Excerpt (computer-generated)
Katholische Fachhochschule Freiburg
Hochschule für Sozialwesen, Religionspädagogik und Pflege
Fachbereich Soziale Arbeit
Lehrveranstaltung
Sozial- und Gesellschaftspolitik
Thema der Hausarbeit
Die Frage der Inklusion älterer Arbeitnehmer in das Arbeitssystem vor
dem Hintergrund des Altersstrukturwandels
Ein Ländervergleich Deutschland - Großbritannien
Hausarbeit vorgelegt von:
Birgitta Bernhardt
8. Fachsemester Soziale Arbeit
1
Inhalt
1. Einleitung 3
2. Die Entwicklung der Erwerbsbeteiligung älterer Menschen 4
2.1. Die Situation am deutschen Arbeitsmarkt 4
2.1.1. Rentenzugangsalter 4
2.1.2. Erwerbsquoten älterer Menschen 4
2.1.3. Arbeitslosigkeit erwerbswilliger älterer Menschen 5
2.1.4. Partizipation an Fort- und Weiterbildungsangeboten 5
2.2. Die Situation am britischen Arbeitsmarkt 6
2.2.1. Rentenzugangsalter 6
2.2.2. Erwerbsqouten älterer Menschen 6
2.2.3. Arbeitslosigkeit erwerbswilliger älterer Menschen 7
2.2.4. Partizipation an Fort- und Weiterbildungsangeboten 7
2.3. Fazit 7
3. Konsequenzen einer geringen Alterserwerbstätigkeit für die Volkswirtschaft 7
3.1. Entgangene Wertschöpfungspotenziale 8
3.2. Überlastung der sozialen Sicherungssysteme 8
4. Integrationshemmende Faktoren für ältere Menschen am deutschen Arbeitsmarkt 9
4.1. Gesetzliche Rahmenbedingungen 9
4.2. Tarifliche Rahmenbedingungen 10
4.3. Negativattribuierung des Alters seitens der Arbeitgeber 10
5. Maßnahmen zur Förderung der Beschäftigung älterer Erwerbstätiger 11
5.1. Deutschland 11
5.1.1. Arbeitsrechtliche Reformen 11
5.1.2. Allgemeines Gleichstellungsgesetz (AGG) 12
5.2. Großbritannien 12
5.2.1. Staatliche Initiativen 12
5.2.2. Rechtliche Grundlagen 13
6. Zusammenfassung 14
7. Literatur 16
2
1. Einleitung
Die ,,Rente mit 67", aktuell eines der Topthemen innerhalb der nationalen Medienlandschaft,
bewegt und erhitzt die Gemüter der Bevölkerung über alle Schichten und Milieugrenzen
hinweg.

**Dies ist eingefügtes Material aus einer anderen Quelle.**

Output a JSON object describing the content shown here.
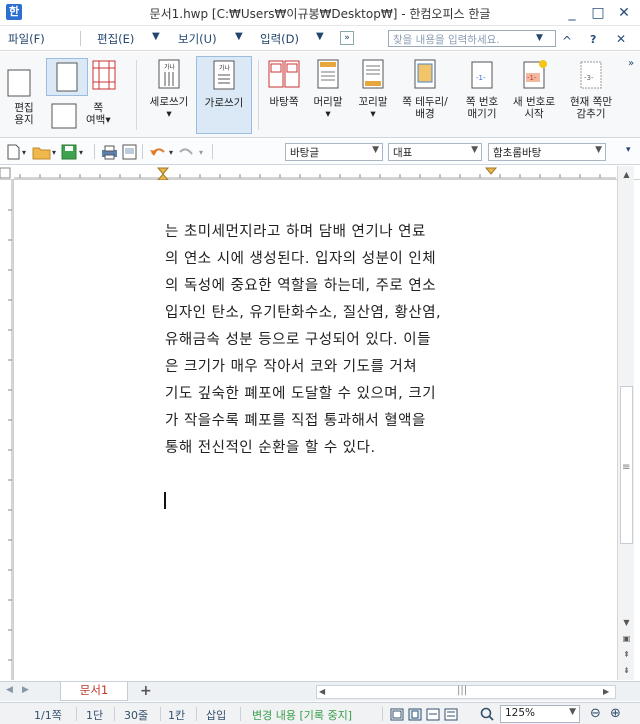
{
  "app": {
    "icon_glyph": "한",
    "title": "문서1.hwp [C:₩Users₩이규봉₩Desktop₩] - 한컴오피스 한글",
    "brand_color": "#2c6fd1"
  },
  "window_controls": {
    "minimize": "_",
    "maximize": "□",
    "close": "✕"
  },
  "menu": {
    "items": [
      "파일(F)",
      "편집(E)",
      "보기(U)",
      "입력(D)"
    ],
    "more": "»",
    "search_placeholder": "찾을 내용을 입력하세요.",
    "ribbon_collapse": "^",
    "help": "?",
    "close_doc": "✕"
  },
  "ribbon": {
    "buttons": [
      {
        "label": "편집\n용지"
      },
      {
        "label": "쪽\n여백▾"
      },
      {
        "label": "세로쓰기\n▾"
      },
      {
        "label": "가로쓰기"
      },
      {
        "label": "바탕쪽"
      },
      {
        "label": "머리말\n▾"
      },
      {
        "label": "꼬리말\n▾"
      },
      {
        "label": "쪽 테두리/\n배경"
      },
      {
        "label": "쪽 번호\n매기기"
      },
      {
        "label": "새 번호로\n시작"
      },
      {
        "label": "현재 쪽만\n감추기"
      }
    ],
    "icon_text": {
      "vertical": "가나",
      "horizontal": "가나",
      "page_num": "-1-",
      "new_num": "-1-",
      "hide": "-3-"
    },
    "overflow": "»"
  },
  "toolbar": {
    "style_combo": "바탕글",
    "font_lang_combo": "대표",
    "font_combo": "함초롬바탕",
    "overflow": "▾"
  },
  "document": {
    "lines": [
      "는 초미세먼지라고 하며 담배 연기나 연료",
      "의 연소 시에 생성된다. 입자의 성분이 인체",
      "의 독성에 중요한 역할을 하는데, 주로 연소",
      "입자인 탄소, 유기탄화수소, 질산염, 황산염,",
      "유해금속 성분 등으로 구성되어 있다. 이들",
      "은 크기가 매우 작아서 코와 기도를 거쳐",
      "기도 깊숙한 폐포에 도달할 수 있으며, 크기",
      "가 작을수록 폐포를 직접 통과해서 혈액을",
      "통해 전신적인 순환을 할 수 있다."
    ]
  },
  "tabs": {
    "active": "문서1",
    "add": "+"
  },
  "status": {
    "page": "1/1쪽",
    "section": "1단",
    "line": "30줄",
    "column": "1칸",
    "insert": "삽입",
    "track_changes": "변경 내용 [기록 중지]",
    "zoom": "125%",
    "zoom_out": "⊖",
    "zoom_in": "⊕"
  }
}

Das Spektrum der Bewertung der anstehenden Reformen reicht von ,,notwendiger
Anpassungsmaßnahme an die demografische Entwicklung" bis zum ,,Rentenklau". Innerhalb
des Lagers der Gegner der Gesetzesnovelle wird als eines der Hauptargumente die schon
bereits derzeit bestehende prekäre Lage älterer Arbeitnehmer auf dem Arbeitsmarkt angeführt.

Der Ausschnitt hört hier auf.